Jakarta, JurnalBabel.com – Ketua DPP PKS Bidang Ekonomi dan Keuangan, Anis Byarwati, menyebut rencana pemerintah untuk menaikan Pajak Pertambahan Nilai (PPN) sebesar 12% pada awal tahun 2025 perlu dipertimbangkan ulang.
“Saat UU HPP dibentuk di 2021, asumsi yang digunakan saat itu adalah pada tahun 2025 diperkirakan ekonomi sudah pulih bahkan meningkat, tapi nyatanya dari seluruh indikasi indikasi yang ada kondisi ekonomi kita saat ini sedang kurang baik,” kata Anis di Komplek Parlemen DPR, Senayan, Jakarta, Kamis (21/11/24).
“Indonesia mengalami deflasi selama lima bulan, tren ini dimulai pada Mei 2024 dengan deflasi kecil sebesar 0,03%, diikuti 0,08% pada Juni, 0,18% pada Juli, 0,03% pada Agustus, dan 0,12% pada September, deflasi menjadi sinyal daya beli masyarakat yang melemah,” sambung Anis.
Anggota komisi XI DPR RI ini menyebut data Badan Pusat Statistik (BPS), pertumbuhan ekonomi nasional kuartal III tahun 2024 melambat di angka 4,95% year on year (yoy). Konsumsi rumah tangga melambat, hanya naik 4,91% (yoy), lebih rendah dari kuartal sebelumnya yang sebesar 4,93%.
“Maka konsumsi masyarakat sangat membutuhkan berbagai stimulus dari pemerintah, agar membaik,” ungkapnya.
Legislator Perempuan PKS ini mengungkapkan laporan BPS yang menunjukkan proporsi kelas menengah pada 2024 tercatat sebesar 47,85 juta jiwa, melorot dibandingkan periode prapandemi COVID19 pada 2019 yang mencapai 57,33 juta jiwa. sebanyak 9,48 juta kelas menengah kita turun kelas.

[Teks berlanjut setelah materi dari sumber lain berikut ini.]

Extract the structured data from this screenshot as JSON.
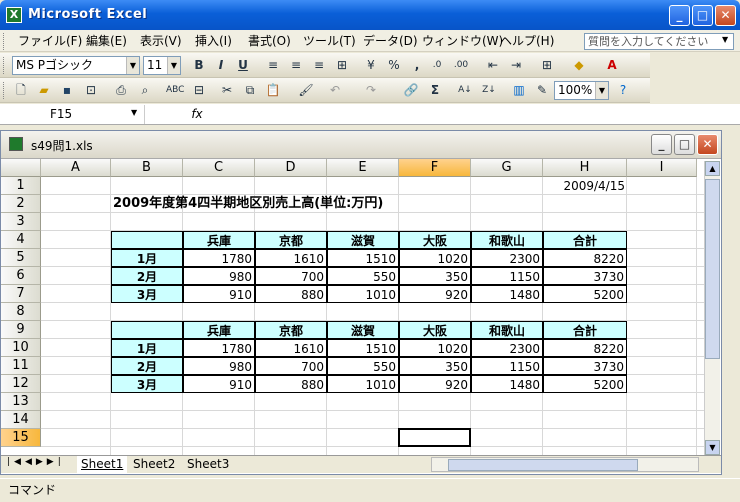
{
  "window": {
    "title": "Microsoft Excel"
  },
  "menu": [
    "ファイル(F)",
    "編集(E)",
    "表示(V)",
    "挿入(I)",
    "書式(O)",
    "ツール(T)",
    "データ(D)",
    "ウィンドウ(W)",
    "ヘルプ(H)"
  ],
  "help_placeholder": "質問を入力してください",
  "formatting": {
    "font": "MS Pゴシック",
    "size": "11"
  },
  "standard": {
    "zoom": "100%"
  },
  "formula_bar": {
    "name_box": "F15",
    "fx": "fx",
    "content": ""
  },
  "workbook": {
    "title": "s49問1.xls"
  },
  "columns": [
    "A",
    "B",
    "C",
    "D",
    "E",
    "F",
    "G",
    "H",
    "I"
  ],
  "selected_column": "F",
  "rows": [
    "1",
    "2",
    "3",
    "4",
    "5",
    "6",
    "7",
    "8",
    "9",
    "10",
    "11",
    "12",
    "13",
    "14",
    "15"
  ],
  "selected_row": "15",
  "cells": {
    "date": "2009/4/15",
    "heading": "2009年度第4四半期地区別売上高(単位:万円)"
  },
  "table_headers": [
    "兵庫",
    "京都",
    "滋賀",
    "大阪",
    "和歌山",
    "合計"
  ],
  "table1": [
    {
      "label": "1月",
      "values": [
        "1780",
        "1610",
        "1510",
        "1020",
        "2300",
        "8220"
      ]
    },
    {
      "label": "2月",
      "values": [
        "980",
        "700",
        "550",
        "350",
        "1150",
        "3730"
      ]
    },
    {
      "label": "3月",
      "values": [
        "910",
        "880",
        "1010",
        "920",
        "1480",
        "5200"
      ]
    }
  ],
  "table2": [
    {
      "label": "1月",
      "values": [
        "1780",
        "1610",
        "1510",
        "1020",
        "2300",
        "8220"
      ]
    },
    {
      "label": "2月",
      "values": [
        "980",
        "700",
        "550",
        "350",
        "1150",
        "3730"
      ]
    },
    {
      "label": "3月",
      "values": [
        "910",
        "880",
        "1010",
        "920",
        "1480",
        "5200"
      ]
    }
  ],
  "sheet_tabs": [
    "Sheet1",
    "Sheet2",
    "Sheet3"
  ],
  "active_sheet": "Sheet1",
  "status": "コマンド"
}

“Sebaliknya, kelompok aspiring middle class atau kelas menengah rentan menunjukkan peningkatan jumlah, yakni dari 128,85 juta jiwa pada 2019 menjadi 137,5 juta jiwa pada tahun 2024,” ujarnya.
Anggota DPR RI asal Jakarta ini menyebut data yang dikeluarkan oleh Kementerian Ketenagakerjaan (Kemenaker) RI, sejak awal tahun hingga 15 November 2024, ada sekitar 64.288 tenaga kerja yang terkena PHK di Indonesia. Jumlahnya naik dari akhir Oktober yang tercatat sebesar 63.947 tenaga kerja.
“Jadi pasca pandemi ini memang banyak industri yang tidak kembali pulih, PHK tertinggi dari sektor manufaktur, termasuk di industri tekstil,” ungkapnya.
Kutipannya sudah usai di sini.